There was so much to think through, so much I still wanted to ask. But just then my stomach growled. I’d been so interested, I hadn’t even noticed I was hungry. I realized now that I was starving.
“I’m sorry, I’m keeping you from dinner.”
“I’m fine, really.”
“I don’t spend a lot of time around people who eat food. I forget.”
“I want to stay with you.” It was easier to say in the darkness, knowing how my voice would betray me, my hopeless addiction to her.
“Can’t I come in?” she asked.
“Would you like to?” I couldn’t picture it, a goddess sitting in my dad’s shabby kitchen chair.
“Yes, if you don’t mind.”
I smiled. “I do not.”
I climbed out of the truck and she was already there; then she flitted ahead and disappeared. The lights turned on inside.

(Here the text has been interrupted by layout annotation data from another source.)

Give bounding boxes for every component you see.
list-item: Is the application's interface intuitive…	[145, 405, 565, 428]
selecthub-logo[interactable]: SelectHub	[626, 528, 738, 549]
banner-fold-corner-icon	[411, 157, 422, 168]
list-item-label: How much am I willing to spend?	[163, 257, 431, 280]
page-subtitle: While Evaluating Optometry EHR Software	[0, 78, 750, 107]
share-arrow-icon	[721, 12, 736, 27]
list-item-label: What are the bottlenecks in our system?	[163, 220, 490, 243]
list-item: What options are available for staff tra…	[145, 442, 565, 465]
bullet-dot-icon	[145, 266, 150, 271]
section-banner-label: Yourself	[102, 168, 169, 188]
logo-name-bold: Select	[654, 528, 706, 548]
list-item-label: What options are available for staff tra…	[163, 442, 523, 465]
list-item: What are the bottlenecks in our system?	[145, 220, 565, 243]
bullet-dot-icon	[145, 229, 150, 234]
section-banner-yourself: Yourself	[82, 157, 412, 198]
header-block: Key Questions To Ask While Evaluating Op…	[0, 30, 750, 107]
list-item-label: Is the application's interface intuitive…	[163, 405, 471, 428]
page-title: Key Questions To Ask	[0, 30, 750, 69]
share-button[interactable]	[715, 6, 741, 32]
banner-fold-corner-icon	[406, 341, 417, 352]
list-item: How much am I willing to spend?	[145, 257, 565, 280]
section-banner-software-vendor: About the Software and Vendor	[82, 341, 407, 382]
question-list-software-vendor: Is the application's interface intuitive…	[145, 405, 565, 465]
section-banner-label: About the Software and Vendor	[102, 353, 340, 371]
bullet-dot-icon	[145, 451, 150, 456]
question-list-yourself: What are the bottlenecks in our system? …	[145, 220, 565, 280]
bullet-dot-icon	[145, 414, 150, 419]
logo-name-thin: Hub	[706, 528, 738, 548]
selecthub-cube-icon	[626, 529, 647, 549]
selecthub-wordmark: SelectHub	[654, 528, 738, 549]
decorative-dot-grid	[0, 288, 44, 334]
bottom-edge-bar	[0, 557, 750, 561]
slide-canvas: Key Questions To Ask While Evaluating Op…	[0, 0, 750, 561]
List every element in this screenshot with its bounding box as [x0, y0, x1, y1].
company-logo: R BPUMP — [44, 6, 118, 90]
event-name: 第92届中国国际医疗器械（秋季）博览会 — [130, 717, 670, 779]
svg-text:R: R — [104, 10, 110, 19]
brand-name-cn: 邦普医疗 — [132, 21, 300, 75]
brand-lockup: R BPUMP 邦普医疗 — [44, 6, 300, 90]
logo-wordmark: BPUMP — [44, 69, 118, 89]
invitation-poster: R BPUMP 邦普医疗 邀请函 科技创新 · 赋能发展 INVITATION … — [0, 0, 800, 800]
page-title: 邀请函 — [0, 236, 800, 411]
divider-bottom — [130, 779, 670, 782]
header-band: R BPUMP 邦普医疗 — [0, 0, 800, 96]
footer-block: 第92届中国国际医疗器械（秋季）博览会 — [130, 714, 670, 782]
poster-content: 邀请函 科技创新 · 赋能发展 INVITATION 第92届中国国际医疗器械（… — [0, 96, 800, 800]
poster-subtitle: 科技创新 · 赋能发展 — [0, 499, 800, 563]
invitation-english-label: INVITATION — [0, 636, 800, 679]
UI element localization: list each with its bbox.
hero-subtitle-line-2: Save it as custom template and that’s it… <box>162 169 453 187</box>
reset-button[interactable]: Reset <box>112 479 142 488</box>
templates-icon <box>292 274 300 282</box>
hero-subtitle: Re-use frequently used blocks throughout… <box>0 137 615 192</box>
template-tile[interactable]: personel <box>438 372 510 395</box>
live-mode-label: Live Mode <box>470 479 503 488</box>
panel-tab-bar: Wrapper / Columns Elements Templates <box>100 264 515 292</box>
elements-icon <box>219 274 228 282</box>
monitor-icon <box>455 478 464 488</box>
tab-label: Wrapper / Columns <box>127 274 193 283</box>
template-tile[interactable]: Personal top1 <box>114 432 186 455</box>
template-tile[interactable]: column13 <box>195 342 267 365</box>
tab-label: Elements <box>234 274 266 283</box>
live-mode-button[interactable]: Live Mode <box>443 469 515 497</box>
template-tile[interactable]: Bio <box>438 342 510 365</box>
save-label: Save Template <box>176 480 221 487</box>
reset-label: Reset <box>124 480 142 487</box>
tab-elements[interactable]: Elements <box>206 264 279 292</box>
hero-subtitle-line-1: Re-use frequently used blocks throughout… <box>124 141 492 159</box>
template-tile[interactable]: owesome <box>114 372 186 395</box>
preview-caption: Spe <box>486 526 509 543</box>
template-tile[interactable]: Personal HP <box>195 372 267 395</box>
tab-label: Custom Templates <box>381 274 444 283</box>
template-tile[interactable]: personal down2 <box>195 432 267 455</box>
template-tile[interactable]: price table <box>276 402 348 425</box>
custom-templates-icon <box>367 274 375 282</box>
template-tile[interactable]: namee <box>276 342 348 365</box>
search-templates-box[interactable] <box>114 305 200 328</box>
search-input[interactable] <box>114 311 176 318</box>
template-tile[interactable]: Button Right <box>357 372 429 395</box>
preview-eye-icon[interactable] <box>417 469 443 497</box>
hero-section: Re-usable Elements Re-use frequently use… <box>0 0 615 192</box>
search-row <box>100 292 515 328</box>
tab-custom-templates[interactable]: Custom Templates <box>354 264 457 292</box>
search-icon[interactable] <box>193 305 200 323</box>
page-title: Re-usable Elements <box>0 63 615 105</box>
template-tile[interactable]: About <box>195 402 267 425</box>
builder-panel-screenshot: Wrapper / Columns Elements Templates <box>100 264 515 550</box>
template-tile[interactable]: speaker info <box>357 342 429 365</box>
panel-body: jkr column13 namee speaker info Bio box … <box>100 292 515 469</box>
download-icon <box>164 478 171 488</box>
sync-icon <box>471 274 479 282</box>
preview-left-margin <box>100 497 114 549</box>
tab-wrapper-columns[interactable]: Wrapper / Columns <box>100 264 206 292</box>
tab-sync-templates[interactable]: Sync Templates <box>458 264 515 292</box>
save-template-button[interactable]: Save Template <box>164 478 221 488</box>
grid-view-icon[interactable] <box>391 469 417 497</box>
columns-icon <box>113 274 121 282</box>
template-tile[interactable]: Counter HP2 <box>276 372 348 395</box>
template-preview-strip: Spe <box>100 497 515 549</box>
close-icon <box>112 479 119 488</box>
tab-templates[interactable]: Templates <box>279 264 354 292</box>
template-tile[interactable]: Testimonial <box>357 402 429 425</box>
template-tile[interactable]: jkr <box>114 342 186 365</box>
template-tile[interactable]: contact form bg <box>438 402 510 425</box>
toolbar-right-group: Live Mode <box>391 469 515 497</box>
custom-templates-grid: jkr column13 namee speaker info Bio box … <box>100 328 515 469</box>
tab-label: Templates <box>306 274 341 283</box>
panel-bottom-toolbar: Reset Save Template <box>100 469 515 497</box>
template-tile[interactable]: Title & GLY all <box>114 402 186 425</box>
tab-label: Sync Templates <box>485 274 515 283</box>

She met me at the door. It was so surreal to see her inside my house, framed by the boring physical details of my humdrum life. I remembered a game my mother used to play with me when I was maybe four or five. One of these things is not like the others.
“Did I leave that unlocked?” I wondered.
“No, I used the key from under the eave.”
I hadn’t thought I’d used that key in front of her. I remembered how she’d found my truck key, and shrugged.
“You’re hungry, right?” And she led the way to the kitchen, as if she’d been here a million times before. She turned on the kitchen light and then sat in the same chair I’d just tried to picture her in. The kitchen didn’t look so dingy anymore. But maybe that was because I couldn’t really look at anything but her. I stood there for a moment, trying to wrap my mind around her presence here in the middle of mundania.
“Eat something, Beau.”
I nodded and turned to scavenge. There was lasagna left over from last night. I put a square on a plate, changed my mind, and added the rest that was in the pan, then set the plate in the microwave. I washed the pan while the microwave revolved, filling the kitchen with the smell of tomatoes and oregano. My stomach growled again.
“Hmm,” she said.
“What’s that?”
“I’m going to have to do a better job in the future.”
I laughed. “What could you possibly do better than you already do?”
“Remember that you’re human. I should have, I don’t know, packed a picnic or something today.”
The microwave dinged and I pulled the plate out, then set it down quickly when it burned my hand.
“Don’t worry about it.”
I found a fork and started eating. I was really hungry. The first bite scalded my mouth, but I kept chewing.
“Does that taste good?” she asked.
I swallowed. “I’m not sure. I think I just burned my taste buds off. It tasted good yesterday.”